‘Unique’ pitch boosts Dragons reliever

Braxton Roby entered action Saturday with 0.00 ERA in 11 apperances

Braxton Roxby reported to the Reds this past fall for instructional league work, and he brought a secret weapon. The pitch was so secret that he didn’t even know what he had.

Roxby dabbled with the pitch as a starter at Division II Pittsburgh-Johnstown. But it didn’t do much for him. In three seasons, he had a 6.90 ERA. He signed with the Reds as an undrafted free agent a year ago.

During the instructional season Roxby’s pitches were measured by the Edgertronic high speed video camera and the Rapsodo system. The data is designed to develop better pitches.

“I didn’t really realize how good it was until I came for instructs,” Roxby said. “The data really helped me dial in on when to use and how to use the pitch.”

The pitch is an 82 mph sweeping slider that High-A Central League batters can’t hit. The pitch has a unique 20-inch horizontal break that has changed Roxby’s life. Home plate, by comparison, is only 17 inches wide.

Roxby’s results for the Dayton Dragons are as unique as the pitch. He has made 11 relief appearances and pitched 14 2/3 innings. He’s allowed four hits and no runs.

“He’s an outlier – the slider’s real,” Dragons pitching coach Brian Garman said. “It’s a different pitch, it’s unique and he’s able to spin it exceptionally well.”

Roxby figured he would start his professional career in Arizona at extended spring training. But his instructional league performance – and the sweeping slider no one has seen before – landed him in the working group of players that would likely start this season at low-A Daytona. Then a few days before the end of spring training he was assigned to high-A Dayton.

“It’s the ultimate confidence booster, honestly,” Roxby said of his pitch.

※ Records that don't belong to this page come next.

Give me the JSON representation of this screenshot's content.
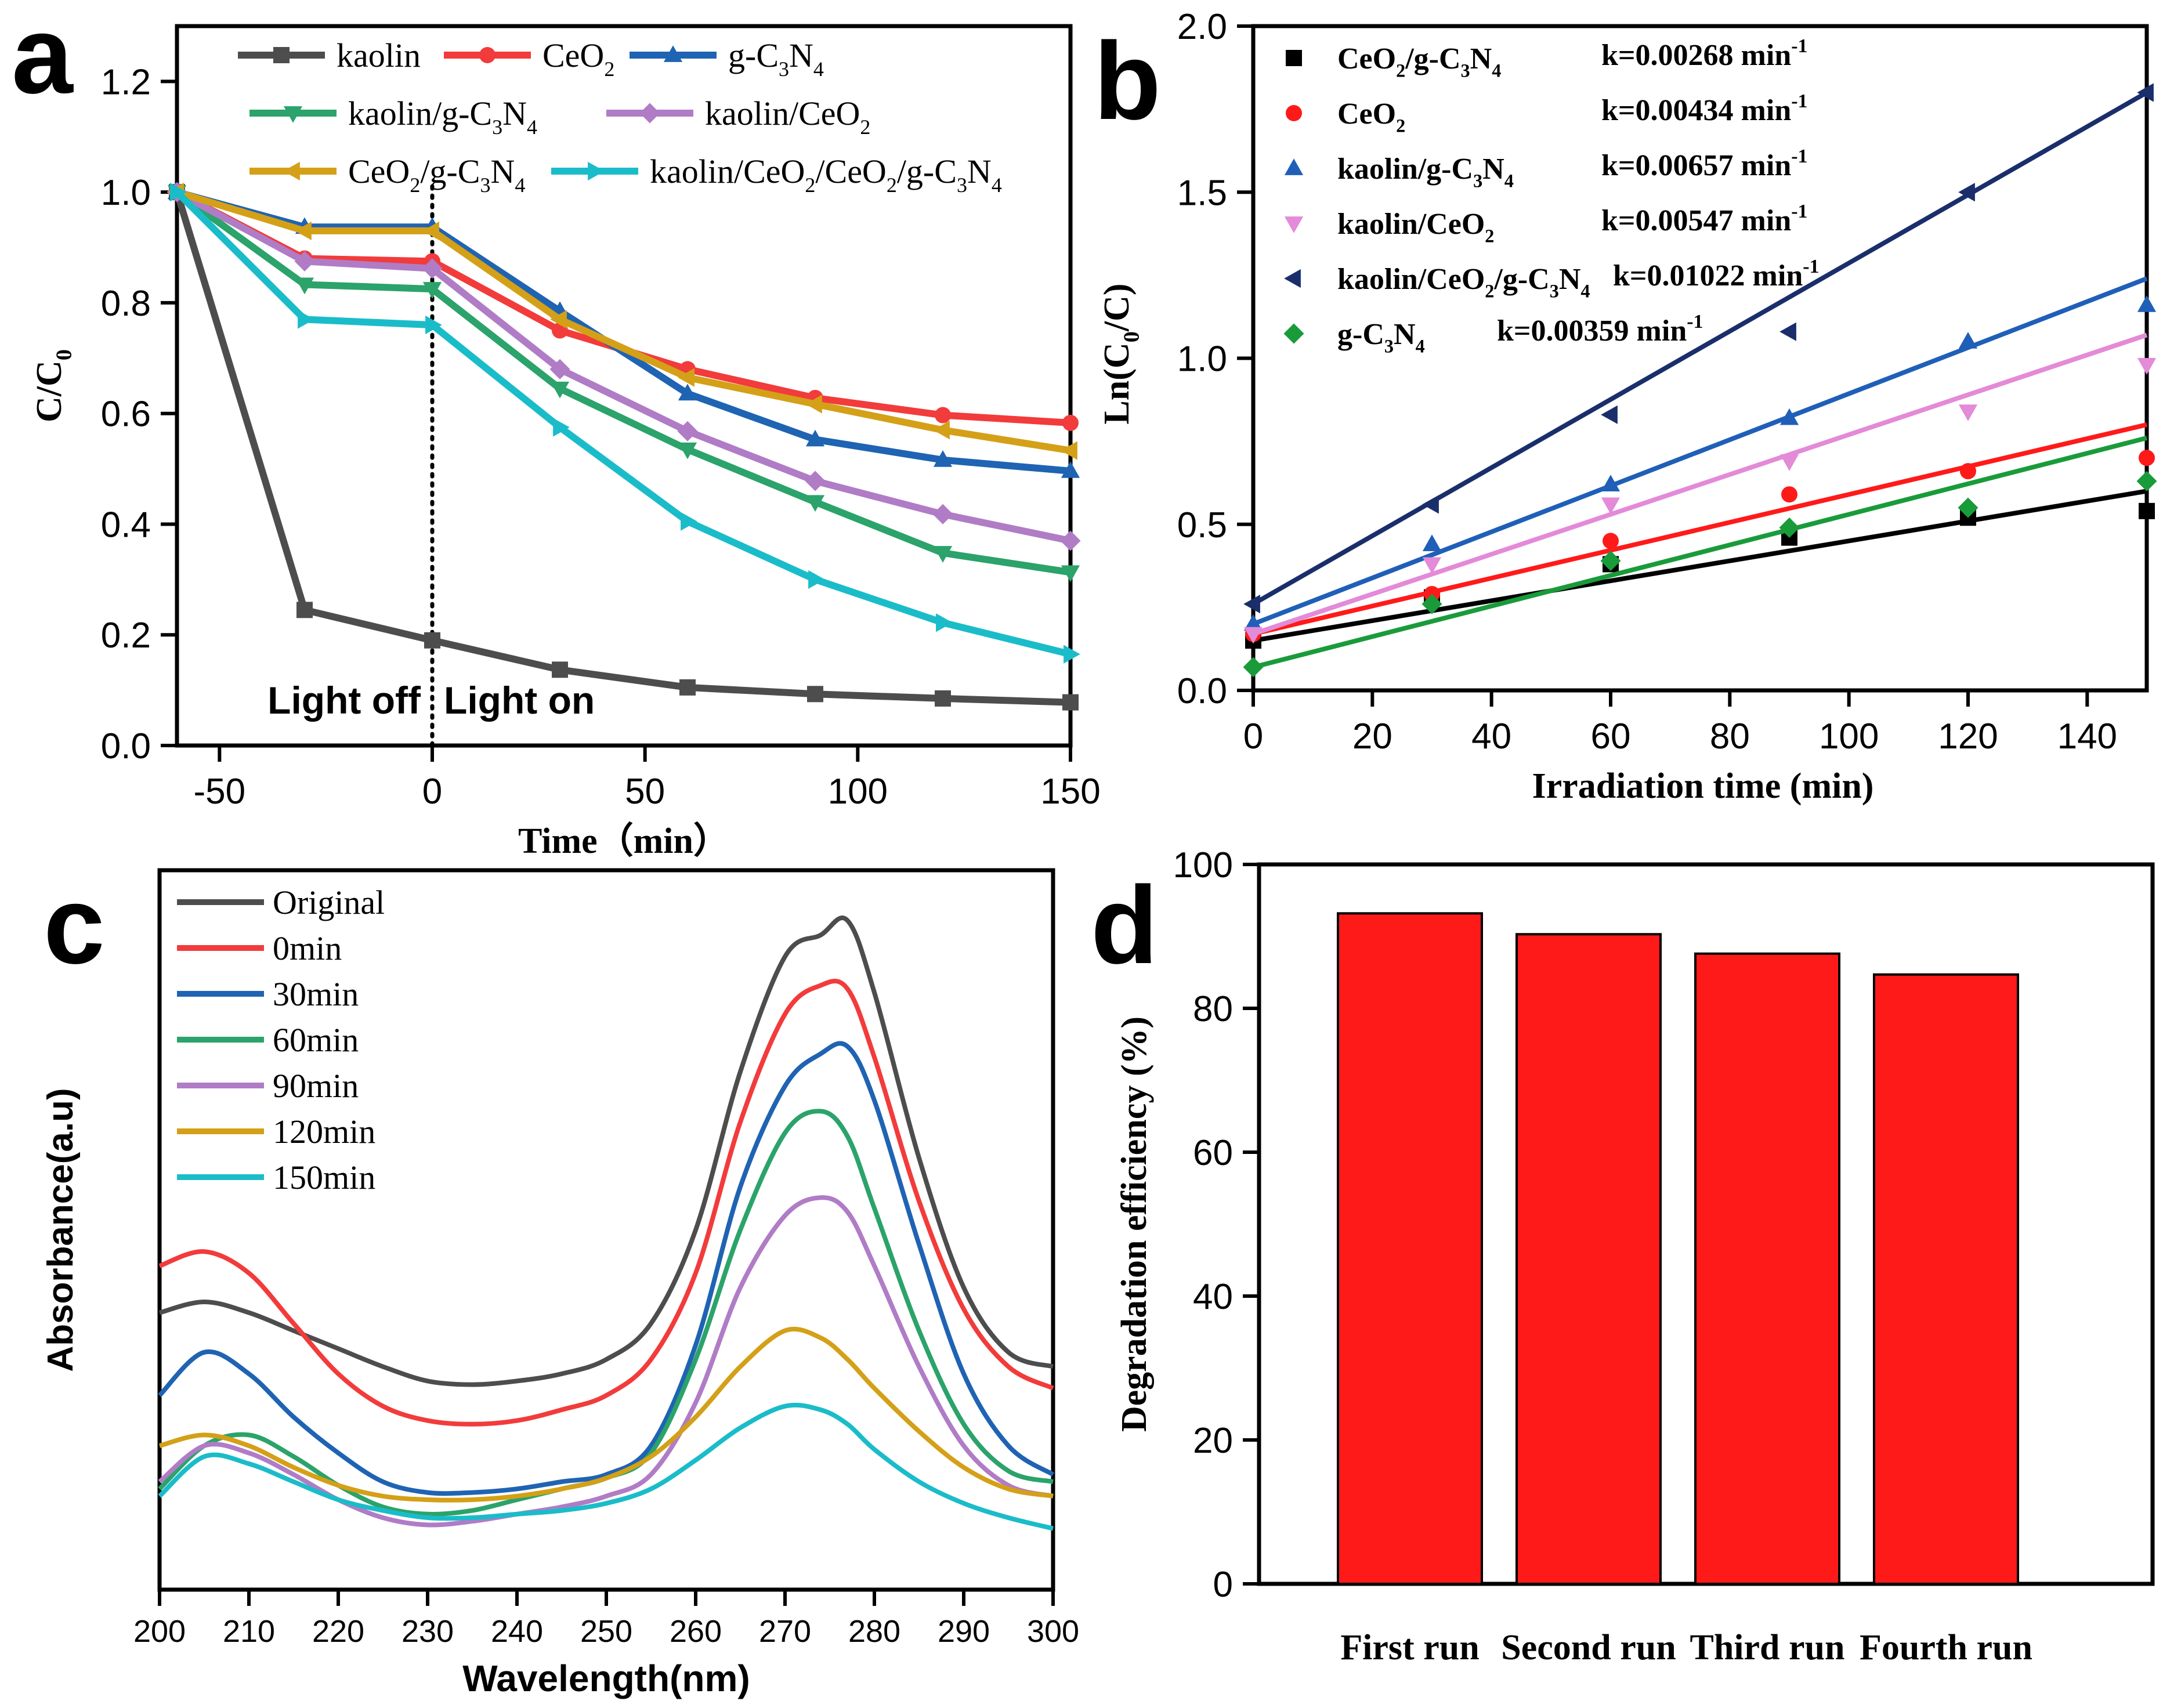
{
  "chart_data": [
    {
      "id": "a",
      "type": "line",
      "panel_letter": "a",
      "xlabel": "Time（min）",
      "ylabel": "C/C0",
      "xlim": [
        -60,
        150
      ],
      "ylim": [
        0.0,
        1.3
      ],
      "xticks": [
        -50,
        0,
        50,
        100,
        150
      ],
      "yticks": [
        0.0,
        0.2,
        0.4,
        0.6,
        0.8,
        1.0,
        1.2
      ],
      "x": [
        -60,
        -30,
        0,
        30,
        60,
        90,
        120,
        150
      ],
      "annotations": {
        "light_off": "Light off",
        "light_on": "Light on",
        "divider_x": 0
      },
      "series": [
        {
          "name": "kaolin",
          "color": "#4d4d4d",
          "marker": "square",
          "values": [
            1.0,
            0.245,
            0.19,
            0.137,
            0.105,
            0.093,
            0.085,
            0.078
          ]
        },
        {
          "name": "CeO2",
          "color": "#f23b3b",
          "marker": "circle",
          "values": [
            1.0,
            0.88,
            0.875,
            0.75,
            0.68,
            0.628,
            0.597,
            0.583
          ]
        },
        {
          "name": "g-C3N4",
          "color": "#1f63b3",
          "marker": "triangle-up",
          "values": [
            1.0,
            0.937,
            0.937,
            0.785,
            0.636,
            0.553,
            0.516,
            0.496
          ]
        },
        {
          "name": "kaolin/g-C3N4",
          "color": "#2ba36a",
          "marker": "triangle-down",
          "values": [
            1.0,
            0.833,
            0.825,
            0.645,
            0.535,
            0.44,
            0.348,
            0.313
          ]
        },
        {
          "name": "kaolin/CeO2",
          "color": "#b07cc6",
          "marker": "diamond",
          "values": [
            1.0,
            0.875,
            0.862,
            0.68,
            0.568,
            0.478,
            0.418,
            0.37
          ]
        },
        {
          "name": "CeO2/g-C3N4",
          "color": "#d4a017",
          "marker": "triangle-left",
          "values": [
            1.0,
            0.93,
            0.93,
            0.77,
            0.665,
            0.617,
            0.57,
            0.533
          ]
        },
        {
          "name": "kaolin/CeO2/CeO2/g-C3N4",
          "color": "#1bbcc9",
          "marker": "triangle-right",
          "values": [
            1.0,
            0.77,
            0.76,
            0.575,
            0.405,
            0.3,
            0.222,
            0.165
          ]
        }
      ],
      "legend_rows": [
        [
          {
            "series": 0,
            "text": "kaolin"
          },
          {
            "series": 1,
            "text": "CeO",
            "sub": "2"
          },
          {
            "series": 2,
            "text": "g-C",
            "sub": "3",
            "text2": "N",
            "sub2": "4"
          }
        ],
        [
          {
            "series": 3,
            "text": "kaolin/g-C",
            "sub": "3",
            "text2": "N",
            "sub2": "4"
          },
          {
            "series": 4,
            "text": "kaolin/CeO",
            "sub": "2"
          }
        ],
        [
          {
            "series": 5,
            "text": "CeO",
            "sub": "2",
            "text2": "/g-C",
            "sub2": "3",
            "text3": "N",
            "sub3": "4"
          },
          {
            "series": 6,
            "text": "kaolin/CeO",
            "sub": "2",
            "text2": "/CeO",
            "sub2": "2",
            "text3": "/g-C",
            "sub3": "3",
            "text4": "N",
            "sub4": "4"
          }
        ]
      ]
    },
    {
      "id": "b",
      "type": "scatter",
      "panel_letter": "b",
      "xlabel": "Irradiation time (min)",
      "ylabel": "Ln(C0/C)",
      "xlim": [
        0,
        150
      ],
      "ylim": [
        0.0,
        2.0
      ],
      "xticks": [
        0,
        20,
        40,
        60,
        80,
        100,
        120,
        140
      ],
      "yticks": [
        0.0,
        0.5,
        1.0,
        1.5,
        2.0
      ],
      "x": [
        0,
        30,
        60,
        90,
        120,
        150
      ],
      "series": [
        {
          "name": "CeO2/g-C3N4",
          "k_label": "k=0.00268 min",
          "k_exp": "-1",
          "color": "#000000",
          "marker": "square",
          "values": [
            0.15,
            0.28,
            0.38,
            0.46,
            0.52,
            0.54
          ],
          "fit": [
            0.15,
            0.6
          ]
        },
        {
          "name": "CeO2",
          "k_label": "k=0.00434 min",
          "k_exp": "-1",
          "color": "#ff1a1a",
          "marker": "circle",
          "values": [
            0.17,
            0.29,
            0.45,
            0.59,
            0.66,
            0.7
          ],
          "fit": [
            0.17,
            0.8
          ]
        },
        {
          "name": "kaolin/g-C3N4",
          "k_label": "k=0.00657 min",
          "k_exp": "-1",
          "color": "#1f5fb8",
          "marker": "triangle-up",
          "values": [
            0.2,
            0.44,
            0.62,
            0.82,
            1.05,
            1.16
          ],
          "fit": [
            0.2,
            1.24
          ]
        },
        {
          "name": "kaolin/CeO2",
          "k_label": "k=0.00547 min",
          "k_exp": "-1",
          "color": "#e38ad8",
          "marker": "triangle-down",
          "values": [
            0.17,
            0.38,
            0.56,
            0.69,
            0.84,
            0.98
          ],
          "fit": [
            0.17,
            1.07
          ]
        },
        {
          "name": "kaolin/CeO2/g-C3N4",
          "k_label": "k=0.01022 min",
          "k_exp": "-1",
          "color": "#1a2e6b",
          "marker": "triangle-left",
          "values": [
            0.26,
            0.56,
            0.83,
            1.08,
            1.5,
            1.8
          ],
          "fit": [
            0.26,
            1.8
          ]
        },
        {
          "name": "g-C3N4",
          "k_label": "k=0.00359 min",
          "k_exp": "-1",
          "color": "#1a9b3a",
          "marker": "diamond",
          "values": [
            0.07,
            0.26,
            0.39,
            0.49,
            0.55,
            0.63
          ],
          "fit": [
            0.07,
            0.76
          ]
        }
      ],
      "legend_rows": [
        {
          "series": 0,
          "text": "CeO",
          "sub": "2",
          "text2": "/g-C",
          "sub2": "3",
          "text3": "N",
          "sub3": "4"
        },
        {
          "series": 1,
          "text": "CeO",
          "sub": "2"
        },
        {
          "series": 2,
          "text": "kaolin/g-C",
          "sub": "3",
          "text2": "N",
          "sub2": "4"
        },
        {
          "series": 3,
          "text": "kaolin/CeO",
          "sub": "2"
        },
        {
          "series": 4,
          "text": "kaolin/CeO",
          "sub": "2",
          "text2": "/g-C",
          "sub2": "3",
          "text3": "N",
          "sub3": "4"
        },
        {
          "series": 5,
          "text": "g-C",
          "sub": "3",
          "text2": "N",
          "sub2": "4"
        }
      ]
    },
    {
      "id": "c",
      "type": "line",
      "panel_letter": "c",
      "xlabel": "Wavelength(nm)",
      "ylabel": "Absorbance(a.u)",
      "xlim": [
        200,
        300
      ],
      "ylim": [
        0,
        1
      ],
      "xticks": [
        200,
        210,
        220,
        230,
        240,
        250,
        260,
        270,
        280,
        290,
        300
      ],
      "x": [
        200,
        205,
        210,
        215,
        220,
        225,
        230,
        235,
        240,
        245,
        250,
        255,
        260,
        265,
        270,
        274,
        277,
        280,
        285,
        290,
        295,
        300
      ],
      "series": [
        {
          "name": "Original",
          "color": "#4d4d4d",
          "values": [
            0.385,
            0.4,
            0.385,
            0.36,
            0.335,
            0.31,
            0.29,
            0.285,
            0.29,
            0.3,
            0.32,
            0.37,
            0.5,
            0.72,
            0.88,
            0.91,
            0.93,
            0.83,
            0.6,
            0.42,
            0.33,
            0.31
          ]
        },
        {
          "name": "0min",
          "color": "#f23b3b",
          "values": [
            0.45,
            0.47,
            0.44,
            0.37,
            0.3,
            0.255,
            0.235,
            0.23,
            0.235,
            0.25,
            0.27,
            0.32,
            0.44,
            0.65,
            0.8,
            0.84,
            0.835,
            0.74,
            0.54,
            0.39,
            0.31,
            0.28
          ]
        },
        {
          "name": "30min",
          "color": "#1f63b3",
          "values": [
            0.27,
            0.33,
            0.3,
            0.24,
            0.19,
            0.15,
            0.135,
            0.135,
            0.14,
            0.15,
            0.16,
            0.2,
            0.34,
            0.56,
            0.7,
            0.745,
            0.755,
            0.68,
            0.48,
            0.3,
            0.2,
            0.16
          ]
        },
        {
          "name": "60min",
          "color": "#2ba36a",
          "values": [
            0.14,
            0.2,
            0.215,
            0.185,
            0.145,
            0.115,
            0.105,
            0.11,
            0.125,
            0.14,
            0.155,
            0.19,
            0.32,
            0.5,
            0.635,
            0.665,
            0.63,
            0.53,
            0.36,
            0.23,
            0.165,
            0.15
          ]
        },
        {
          "name": "90min",
          "color": "#b07cc6",
          "values": [
            0.15,
            0.2,
            0.19,
            0.16,
            0.125,
            0.1,
            0.09,
            0.095,
            0.105,
            0.115,
            0.13,
            0.16,
            0.26,
            0.42,
            0.52,
            0.545,
            0.525,
            0.45,
            0.31,
            0.2,
            0.145,
            0.13
          ]
        },
        {
          "name": "120min",
          "color": "#d4a017",
          "values": [
            0.2,
            0.215,
            0.2,
            0.17,
            0.145,
            0.13,
            0.125,
            0.125,
            0.13,
            0.14,
            0.155,
            0.185,
            0.24,
            0.31,
            0.36,
            0.35,
            0.32,
            0.28,
            0.22,
            0.17,
            0.14,
            0.13
          ]
        },
        {
          "name": "150min",
          "color": "#1bbcc9",
          "values": [
            0.13,
            0.185,
            0.175,
            0.15,
            0.125,
            0.11,
            0.1,
            0.1,
            0.105,
            0.11,
            0.12,
            0.14,
            0.18,
            0.225,
            0.255,
            0.25,
            0.23,
            0.195,
            0.15,
            0.12,
            0.1,
            0.085
          ]
        }
      ]
    },
    {
      "id": "d",
      "type": "bar",
      "panel_letter": "d",
      "xlabel": "",
      "ylabel": "Degradation efficiency (%)",
      "ylim": [
        0,
        100
      ],
      "yticks": [
        0,
        20,
        40,
        60,
        80,
        100
      ],
      "categories": [
        "First run",
        "Second run",
        "Third run",
        "Fourth run"
      ],
      "values": [
        93.2,
        90.3,
        87.6,
        84.7
      ],
      "bar_color": "#ff1a1a"
    }
  ]
}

Roxby is a right hander, so the slider runs away from right-handed batters. He can start it over the plate and it breaks off the plate. Or he can start it at the batter’s hip and break it over the plate. Left-handers get the backdoor treatment.

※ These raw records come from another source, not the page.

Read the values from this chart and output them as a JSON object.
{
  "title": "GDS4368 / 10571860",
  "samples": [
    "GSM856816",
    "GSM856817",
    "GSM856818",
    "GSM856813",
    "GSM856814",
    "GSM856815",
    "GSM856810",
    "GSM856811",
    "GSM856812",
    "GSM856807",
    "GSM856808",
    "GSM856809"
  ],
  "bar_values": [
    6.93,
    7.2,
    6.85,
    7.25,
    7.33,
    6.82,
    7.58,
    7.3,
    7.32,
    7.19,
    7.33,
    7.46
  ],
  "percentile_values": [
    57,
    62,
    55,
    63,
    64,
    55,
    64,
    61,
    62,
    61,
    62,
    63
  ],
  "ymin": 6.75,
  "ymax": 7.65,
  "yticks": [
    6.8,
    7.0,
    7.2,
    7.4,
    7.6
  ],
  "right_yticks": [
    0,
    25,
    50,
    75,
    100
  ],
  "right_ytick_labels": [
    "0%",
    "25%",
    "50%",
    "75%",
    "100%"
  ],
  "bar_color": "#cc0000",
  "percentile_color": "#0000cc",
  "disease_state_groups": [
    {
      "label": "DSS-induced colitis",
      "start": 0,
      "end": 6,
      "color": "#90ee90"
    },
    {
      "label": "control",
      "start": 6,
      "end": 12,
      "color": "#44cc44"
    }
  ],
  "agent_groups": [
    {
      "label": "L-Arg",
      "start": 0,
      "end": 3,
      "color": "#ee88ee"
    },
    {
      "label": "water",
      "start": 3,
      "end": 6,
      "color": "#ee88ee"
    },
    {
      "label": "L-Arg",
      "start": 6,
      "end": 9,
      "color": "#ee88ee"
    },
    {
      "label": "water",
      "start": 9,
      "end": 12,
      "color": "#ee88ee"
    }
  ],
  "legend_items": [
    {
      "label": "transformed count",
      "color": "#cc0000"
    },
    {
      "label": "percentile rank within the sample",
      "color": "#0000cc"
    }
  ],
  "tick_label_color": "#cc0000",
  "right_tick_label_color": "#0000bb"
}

“It looks away, away, away to a lefty and then all the sudden it ends up over the middle and they just don’t pull the trigger,” Garman said.

Roxby learned the pitch on a summer travel team before heading to college. He began throwing it more his junior season with some success. Now that the new baseball technology tools have helped him understand his weapon, he throws no less than 60 percent of the time. And he doesn’t go to the mound wondering if we will throw strikes.

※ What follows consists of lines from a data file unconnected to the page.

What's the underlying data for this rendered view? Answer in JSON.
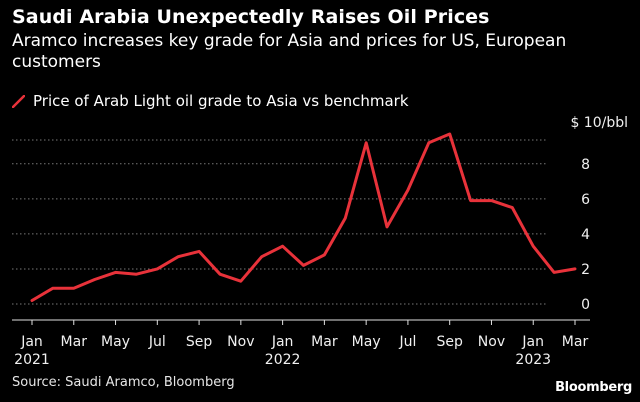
{
  "header": {
    "title": "Saudi Arabia Unexpectedly Raises Oil Prices",
    "subtitle": "Aramco increases key grade for Asia and prices for US, European customers"
  },
  "legend": {
    "label": "Price of Arab Light oil grade to Asia vs benchmark"
  },
  "footer": {
    "source": "Source: Saudi Aramco, Bloomberg",
    "brand": "Bloomberg"
  },
  "colors": {
    "background": "#000000",
    "series": "#e8323a",
    "grid": "#777777"
  },
  "chart_data": {
    "type": "line",
    "y_unit_label": "$ 10/bbl",
    "ylim": [
      -0.8,
      10.5
    ],
    "y_ticks": [
      0,
      2,
      4,
      6,
      8
    ],
    "grid": true,
    "grid_style": "dotted",
    "x_tick_labels": [
      {
        "month": "Jan",
        "year": "2021",
        "index": 0
      },
      {
        "month": "Mar",
        "year": "",
        "index": 2
      },
      {
        "month": "May",
        "year": "",
        "index": 4
      },
      {
        "month": "Jul",
        "year": "",
        "index": 6
      },
      {
        "month": "Sep",
        "year": "",
        "index": 8
      },
      {
        "month": "Nov",
        "year": "",
        "index": 10
      },
      {
        "month": "Jan",
        "year": "2022",
        "index": 12
      },
      {
        "month": "Mar",
        "year": "",
        "index": 14
      },
      {
        "month": "May",
        "year": "",
        "index": 16
      },
      {
        "month": "Jul",
        "year": "",
        "index": 18
      },
      {
        "month": "Sep",
        "year": "",
        "index": 20
      },
      {
        "month": "Nov",
        "year": "",
        "index": 22
      },
      {
        "month": "Jan",
        "year": "2023",
        "index": 24
      },
      {
        "month": "Mar",
        "year": "",
        "index": 26
      }
    ],
    "x": [
      "2021-01",
      "2021-02",
      "2021-03",
      "2021-04",
      "2021-05",
      "2021-06",
      "2021-07",
      "2021-08",
      "2021-09",
      "2021-10",
      "2021-11",
      "2021-12",
      "2022-01",
      "2022-02",
      "2022-03",
      "2022-04",
      "2022-05",
      "2022-06",
      "2022-07",
      "2022-08",
      "2022-09",
      "2022-10",
      "2022-11",
      "2022-12",
      "2023-01",
      "2023-02",
      "2023-03"
    ],
    "series": [
      {
        "values": [
          0.2,
          0.9,
          0.9,
          1.4,
          1.8,
          1.7,
          2.0,
          2.7,
          3.0,
          1.7,
          1.3,
          2.7,
          3.3,
          2.2,
          2.8,
          4.9,
          9.2,
          4.4,
          6.5,
          9.2,
          9.7,
          5.9,
          5.9,
          5.5,
          3.3,
          1.8,
          2.0
        ]
      }
    ]
  }
}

“It’s a pitch I’ve commanded so well,” he said. “I’m super confident where I’m going to throw that pitch. On top of it being a better pitch for me and sequencing hitters, at the same time I’m in the zone more with it. I’m able to get it over the plate and throw it where I want.”

Roxby’s other go-to pitch is a four-seam fastball that has climbed into the mid-90s and naturally cuts away from right-handers. So he’s developing a one-seam fastball designed to cut in on right-handers. It’s known as a seam-shifted wake.

“The plan is to keep guys from diving for the slider,” Garman said. “It has to keep them honest, it will brush them back and then it opens up the opportunity to throw the slider later.”

Roxby likes being a reliever and is following an organization motto to be great at what he’s good at – the slider and the two fastballs. If there’s something in his stat line he wants to improve, it would be to walk fewer and hit fewer batters. He’s walked eight and hit five, but those numbers aren’t making him shy away for the new fastball that sometimes gets him behind in the count.

“I’m using this time to not only compete with my best stuff,” Roxby said, “but to develop and figure out the pitcher that I’m going to be in the big leagues or at the next level.”